The site, near the Adra industrial area northeast of the capital, is less than 20 kilometers from the Saydnaya prison.

Diab Serriya, from the Association of Detainees and Missing Persons of Sednaya Prison, said the site was first identified in 2019 through "testimony of an intelligence personnel member who had deserted".

Satellite imagery suggests the site was in use from 2014, he said.

"Probably this grave contains detainees but also former regime or opposition fighters killed in battle," he told AFP by telephone.

The notorious Saydnaya complex, the site of extrajudicial executions, torture and forced disappearances, epitomized the atrocities committed against Assad's opponents.

Serriya said "the bags of bones were probably brought from other graves", adding that "the road to discovering who is buried here will be long".

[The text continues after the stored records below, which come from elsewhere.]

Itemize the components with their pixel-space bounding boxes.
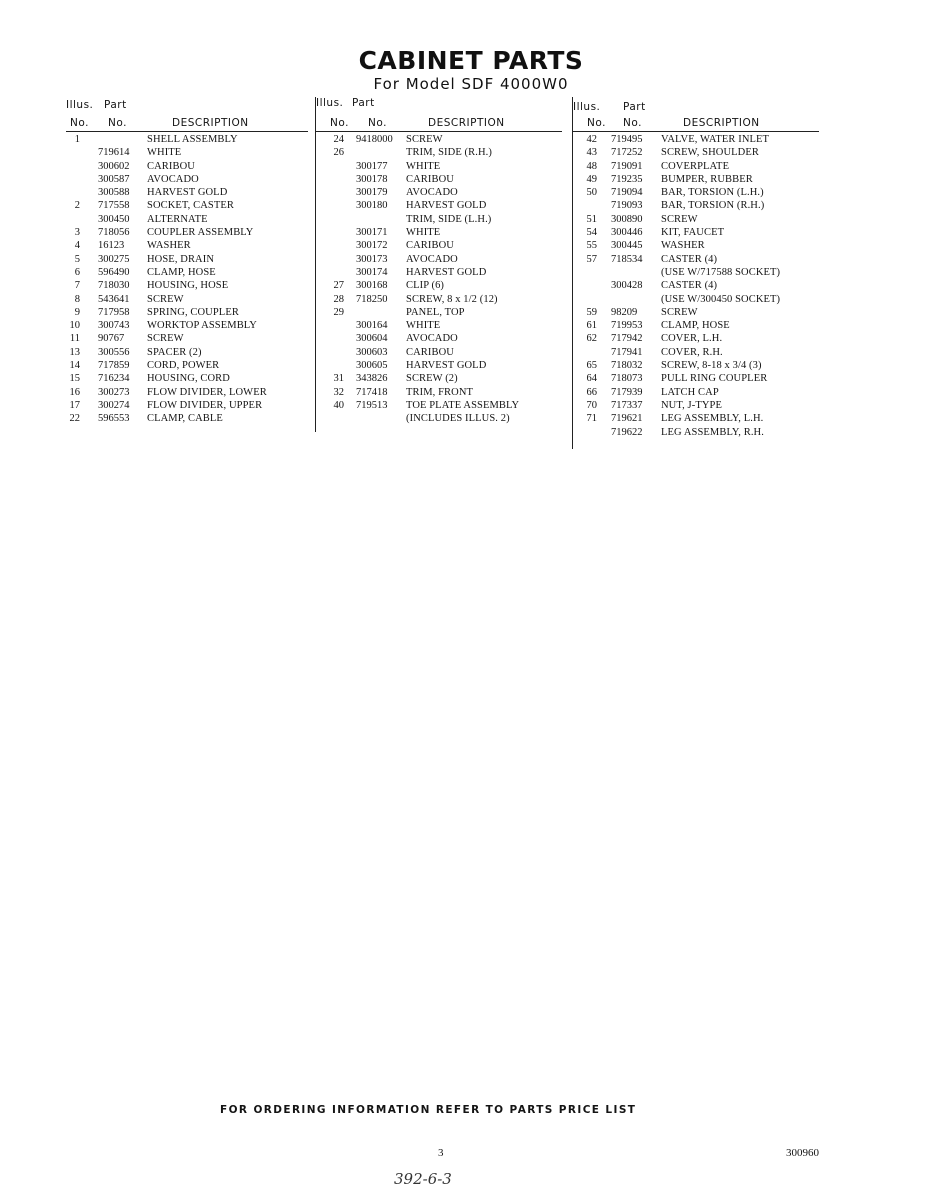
header-part-no: No. xyxy=(368,117,387,129)
table-row xyxy=(573,226,819,239)
page-subtitle: For Model SDF 4000W0 xyxy=(373,75,569,93)
ordering-note: FOR ORDERING INFORMATION REFER TO PARTS PRICE LIST xyxy=(220,1104,637,1116)
header-rule xyxy=(573,131,819,132)
header-illus-no: No. xyxy=(330,117,349,129)
illus-number: 27 xyxy=(333,280,344,292)
table-row xyxy=(316,332,562,345)
part-description: HARVEST GOLD xyxy=(406,360,487,372)
part-description: SCREW xyxy=(406,134,443,145)
header-rule xyxy=(66,131,308,132)
table-row xyxy=(66,346,308,359)
table-row xyxy=(66,266,308,279)
table-row xyxy=(316,160,562,173)
part-description: SCREW, 8-18 x 3/4 (3) xyxy=(661,360,762,372)
part-number: 719235 xyxy=(611,173,643,185)
part-description: NUT, J-TYPE xyxy=(661,399,722,411)
part-description: CLAMP, CABLE xyxy=(147,413,223,425)
header-rule xyxy=(316,131,562,132)
part-description: COVERPLATE xyxy=(661,160,730,172)
table-row xyxy=(316,412,562,425)
table-row xyxy=(66,306,308,319)
part-number: 300174 xyxy=(356,266,388,278)
part-description: SHELL ASSEMBLY xyxy=(147,134,238,145)
table-row xyxy=(66,213,308,226)
table-row xyxy=(66,319,308,332)
illus-number: 48 xyxy=(586,160,597,172)
table-row xyxy=(66,293,308,306)
part-number: 300178 xyxy=(356,173,388,185)
illus-number: 16 xyxy=(69,386,80,398)
part-number: 718056 xyxy=(98,227,130,239)
table-row xyxy=(66,160,308,173)
part-number: 719091 xyxy=(611,160,643,172)
part-description: VALVE, WATER INLET xyxy=(661,134,770,145)
part-number: 9418000 xyxy=(356,134,393,145)
part-description: SCREW xyxy=(661,213,698,225)
part-number: 90767 xyxy=(98,333,125,345)
part-description: ALTERNATE xyxy=(147,213,208,225)
part-number: 300743 xyxy=(98,320,130,332)
column-header xyxy=(316,97,562,133)
illus-number: 2 xyxy=(74,200,80,212)
part-description: (USE W/300450 SOCKET) xyxy=(661,293,781,305)
part-number: 300556 xyxy=(98,346,130,358)
table-row xyxy=(573,399,819,412)
part-number: 300604 xyxy=(356,333,388,345)
parts-rows xyxy=(316,133,562,426)
table-row xyxy=(573,279,819,292)
table-row xyxy=(316,372,562,385)
part-number: 596553 xyxy=(98,413,130,425)
part-number: 717958 xyxy=(98,306,130,318)
part-number: 717337 xyxy=(611,399,643,411)
table-row xyxy=(573,173,819,186)
table-row xyxy=(316,146,562,159)
part-description: BUMPER, RUBBER xyxy=(661,173,753,185)
table-row xyxy=(316,133,562,146)
part-number: 718250 xyxy=(356,293,388,305)
table-row xyxy=(316,359,562,372)
table-row xyxy=(573,160,819,173)
part-number: 719622 xyxy=(611,426,643,438)
page-title: CABINET PARTS xyxy=(358,46,584,75)
part-description: CASTER (4) xyxy=(661,253,718,265)
part-description: BAR, TORSION (L.H.) xyxy=(661,187,764,199)
table-row xyxy=(66,332,308,345)
part-description: PANEL, TOP xyxy=(406,306,465,318)
part-description: COVER, L.H. xyxy=(661,333,723,345)
parts-column-1 xyxy=(66,97,308,426)
part-number: 719094 xyxy=(611,187,643,199)
part-number: 719621 xyxy=(611,413,643,425)
table-row xyxy=(573,133,819,146)
part-number: 717859 xyxy=(98,360,130,372)
part-description: COVER, R.H. xyxy=(661,346,723,358)
parts-column-2 xyxy=(316,97,562,426)
table-row xyxy=(316,173,562,186)
header-description: DESCRIPTION xyxy=(172,117,249,129)
part-number: 300164 xyxy=(356,320,388,332)
part-description: SCREW (2) xyxy=(406,373,458,385)
header-description: DESCRIPTION xyxy=(683,117,760,129)
illus-number: 10 xyxy=(69,320,80,332)
part-description: HARVEST GOLD xyxy=(406,266,487,278)
illus-number: 49 xyxy=(586,173,597,185)
illus-number: 51 xyxy=(586,213,597,225)
table-row xyxy=(316,279,562,292)
part-description: CARIBOU xyxy=(406,173,454,185)
part-number: 717939 xyxy=(611,386,643,398)
part-description: CARIBOU xyxy=(406,240,454,252)
part-number: 718073 xyxy=(611,373,643,385)
table-row xyxy=(573,306,819,319)
illus-number: 31 xyxy=(333,373,344,385)
table-row xyxy=(573,372,819,385)
part-number: 300588 xyxy=(98,187,130,199)
part-description: SCREW xyxy=(147,293,184,305)
part-number: 300445 xyxy=(611,240,643,252)
part-number: 718032 xyxy=(611,360,643,372)
column-header xyxy=(573,97,819,133)
table-row xyxy=(573,186,819,199)
part-number: 300172 xyxy=(356,240,388,252)
table-row xyxy=(316,399,562,412)
part-description: LEG ASSEMBLY, R.H. xyxy=(661,426,764,438)
table-row xyxy=(573,199,819,212)
part-description: SCREW, 8 x 1/2 (12) xyxy=(406,293,498,305)
part-description: PULL RING COUPLER xyxy=(661,373,768,385)
illus-number: 32 xyxy=(333,386,344,398)
table-row xyxy=(66,199,308,212)
part-number: 300605 xyxy=(356,360,388,372)
part-description: HOUSING, CORD xyxy=(147,373,230,385)
illus-number: 26 xyxy=(333,147,344,159)
illus-number: 65 xyxy=(586,360,597,372)
illus-number: 40 xyxy=(333,399,344,411)
table-row xyxy=(316,346,562,359)
part-number: 300890 xyxy=(611,213,643,225)
header-part-no: No. xyxy=(623,117,642,129)
part-description: COUPLER ASSEMBLY xyxy=(147,227,254,239)
part-number: 716234 xyxy=(98,373,130,385)
illus-number: 3 xyxy=(74,227,80,239)
table-row xyxy=(316,266,562,279)
table-row xyxy=(316,293,562,306)
parts-rows xyxy=(66,133,308,426)
illus-number: 11 xyxy=(69,333,80,345)
part-description: WHITE xyxy=(406,320,441,332)
illus-number: 9 xyxy=(74,306,80,318)
illus-number: 4 xyxy=(74,240,80,252)
part-number: 343826 xyxy=(356,373,388,385)
illus-number: 50 xyxy=(586,187,597,199)
table-row xyxy=(66,359,308,372)
illus-number: 15 xyxy=(69,373,80,385)
table-row xyxy=(316,239,562,252)
table-row xyxy=(66,279,308,292)
illus-number: 29 xyxy=(333,306,344,318)
part-description: AVOCADO xyxy=(406,187,458,199)
part-number: 98209 xyxy=(611,306,638,318)
header-part: Part xyxy=(104,99,127,111)
part-description: SCREW xyxy=(661,306,698,318)
part-description: FLOW DIVIDER, LOWER xyxy=(147,386,267,398)
part-description: SPRING, COUPLER xyxy=(147,306,239,318)
part-number: 300428 xyxy=(611,280,643,292)
table-row xyxy=(316,226,562,239)
table-row xyxy=(573,213,819,226)
illus-number: 14 xyxy=(69,360,80,372)
part-number: 543641 xyxy=(98,293,130,305)
part-description: LEG ASSEMBLY, L.H. xyxy=(661,413,764,425)
illus-number: 55 xyxy=(586,240,597,252)
illus-number: 6 xyxy=(74,266,80,278)
document-number: 300960 xyxy=(786,1147,819,1159)
table-row xyxy=(573,426,819,439)
part-number: 717418 xyxy=(356,386,388,398)
header-illus: Illus. xyxy=(66,99,94,111)
part-description: TRIM, SIDE (L.H.) xyxy=(406,213,492,225)
table-row xyxy=(66,239,308,252)
parts-column-3 xyxy=(573,97,819,439)
part-description: CLAMP, HOSE xyxy=(147,266,216,278)
part-description: HARVEST GOLD xyxy=(147,187,228,199)
table-row xyxy=(66,146,308,159)
table-row xyxy=(66,186,308,199)
part-description: SCREW xyxy=(147,333,184,345)
illus-number: 13 xyxy=(69,346,80,358)
part-number: 717941 xyxy=(611,346,643,358)
table-row xyxy=(66,372,308,385)
illus-number: 66 xyxy=(586,386,597,398)
part-number: 719614 xyxy=(98,147,130,159)
illus-number: 24 xyxy=(333,134,344,145)
table-row xyxy=(573,346,819,359)
part-number: 719093 xyxy=(611,200,643,212)
part-description: HOUSING, HOSE xyxy=(147,280,229,292)
illus-number: 57 xyxy=(586,253,597,265)
illus-number: 54 xyxy=(586,227,597,239)
part-description: LATCH CAP xyxy=(661,386,719,398)
part-description: TOE PLATE ASSEMBLY xyxy=(406,399,520,411)
part-description: SPACER (2) xyxy=(147,346,202,358)
part-description: CLAMP, HOSE xyxy=(661,320,730,332)
table-row xyxy=(573,253,819,266)
part-number: 717558 xyxy=(98,200,130,212)
table-row xyxy=(316,253,562,266)
table-row xyxy=(316,213,562,226)
part-description: WASHER xyxy=(147,240,191,252)
table-row xyxy=(66,412,308,425)
table-row xyxy=(573,332,819,345)
part-number: 300274 xyxy=(98,399,130,411)
part-number: 719953 xyxy=(611,320,643,332)
part-number: 300275 xyxy=(98,253,130,265)
illus-number: 17 xyxy=(69,399,80,411)
table-row xyxy=(573,359,819,372)
table-row xyxy=(573,319,819,332)
header-illus-no: No. xyxy=(587,117,606,129)
header-part-no: No. xyxy=(108,117,127,129)
header-part: Part xyxy=(623,101,646,113)
part-number: 596490 xyxy=(98,266,130,278)
part-description: TRIM, FRONT xyxy=(406,386,474,398)
part-number: 300446 xyxy=(611,227,643,239)
illus-number: 42 xyxy=(586,134,597,145)
part-description: (USE W/717588 SOCKET) xyxy=(661,266,781,278)
column-header xyxy=(66,97,308,133)
illus-number: 5 xyxy=(74,253,80,265)
part-description: (INCLUDES ILLUS. 2) xyxy=(406,413,510,425)
page-number: 3 xyxy=(438,1147,444,1159)
part-number: 717252 xyxy=(611,147,643,159)
header-part: Part xyxy=(352,97,375,109)
table-row xyxy=(316,199,562,212)
header-illus-no: No. xyxy=(70,117,89,129)
part-description: WASHER xyxy=(661,240,705,252)
part-description: WHITE xyxy=(406,160,441,172)
illus-number: 28 xyxy=(333,293,344,305)
header-description: DESCRIPTION xyxy=(428,117,505,129)
table-row xyxy=(66,386,308,399)
part-description: SOCKET, CASTER xyxy=(147,200,234,212)
part-description: CLIP (6) xyxy=(406,280,445,292)
part-number: 717942 xyxy=(611,333,643,345)
header-illus: Illus. xyxy=(316,97,344,109)
part-description: CARIBOU xyxy=(147,160,195,172)
illus-number: 22 xyxy=(69,413,80,425)
part-number: 718534 xyxy=(611,253,643,265)
part-description: CORD, POWER xyxy=(147,360,220,372)
table-row xyxy=(66,226,308,239)
part-number: 300171 xyxy=(356,227,388,239)
illus-number: 59 xyxy=(586,306,597,318)
table-row xyxy=(316,319,562,332)
table-row xyxy=(66,253,308,266)
part-number: 300273 xyxy=(98,386,130,398)
part-description: WHITE xyxy=(147,147,182,159)
part-description: BAR, TORSION (R.H.) xyxy=(661,200,765,212)
illus-number: 64 xyxy=(586,373,597,385)
part-description: SCREW, SHOULDER xyxy=(661,147,759,159)
part-number: 300603 xyxy=(356,346,388,358)
part-description: AVOCADO xyxy=(147,173,199,185)
part-description: AVOCADO xyxy=(406,333,458,345)
part-number: 300179 xyxy=(356,187,388,199)
part-description: HARVEST GOLD xyxy=(406,200,487,212)
part-description: WORKTOP ASSEMBLY xyxy=(147,320,257,332)
illus-number: 1 xyxy=(74,134,80,145)
part-number: 300587 xyxy=(98,173,130,185)
part-description: WHITE xyxy=(406,227,441,239)
illus-number: 71 xyxy=(586,413,597,425)
column-divider xyxy=(315,97,316,432)
illus-number: 7 xyxy=(74,280,80,292)
part-description: FLOW DIVIDER, UPPER xyxy=(147,399,263,411)
part-number: 300168 xyxy=(356,280,388,292)
part-number: 719513 xyxy=(356,399,388,411)
illus-number: 70 xyxy=(586,399,597,411)
table-row xyxy=(316,186,562,199)
header-illus: Illus. xyxy=(573,101,601,113)
part-description: CARIBOU xyxy=(406,346,454,358)
illus-number: 62 xyxy=(586,333,597,345)
part-number: 719495 xyxy=(611,134,643,145)
table-row xyxy=(66,173,308,186)
table-row xyxy=(316,306,562,319)
table-row xyxy=(66,399,308,412)
column-divider xyxy=(572,97,573,449)
part-description: CASTER (4) xyxy=(661,280,718,292)
part-number: 300180 xyxy=(356,200,388,212)
part-number: 16123 xyxy=(98,240,125,252)
parts-rows xyxy=(573,133,819,439)
table-row xyxy=(573,293,819,306)
table-row xyxy=(573,266,819,279)
illus-number: 43 xyxy=(586,147,597,159)
table-row xyxy=(573,239,819,252)
part-number: 300450 xyxy=(98,213,130,225)
part-number: 300173 xyxy=(356,253,388,265)
illus-number: 61 xyxy=(586,320,597,332)
part-description: HOSE, DRAIN xyxy=(147,253,215,265)
table-row xyxy=(66,133,308,146)
handwritten-signature: 392-6-3 xyxy=(394,1170,452,1188)
table-row xyxy=(316,386,562,399)
part-number: 300177 xyxy=(356,160,388,172)
part-number: 300602 xyxy=(98,160,130,172)
part-number: 718030 xyxy=(98,280,130,292)
illus-number: 8 xyxy=(74,293,80,305)
table-row xyxy=(573,146,819,159)
table-row xyxy=(573,412,819,425)
part-description: TRIM, SIDE (R.H.) xyxy=(406,147,492,159)
part-description: KIT, FAUCET xyxy=(661,227,725,239)
table-row xyxy=(573,386,819,399)
part-description: AVOCADO xyxy=(406,253,458,265)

The doors of Syria's prisons were flung open after an opposition alliance ousted Assad this month, more than 13 years after his brutal repression of anti-government protests triggered a war that would kill more than 500,000 people.

The fate of tens of thousands of prisoners and missing people remains one of the most harrowing legacies of the conflict.

Mohammed Ali from the Adra municipal council denied residents were aware of the site, which is located near a Syrian army facility.

"It was forbidden to approach it or take photos as it was a military zone," he told AFP.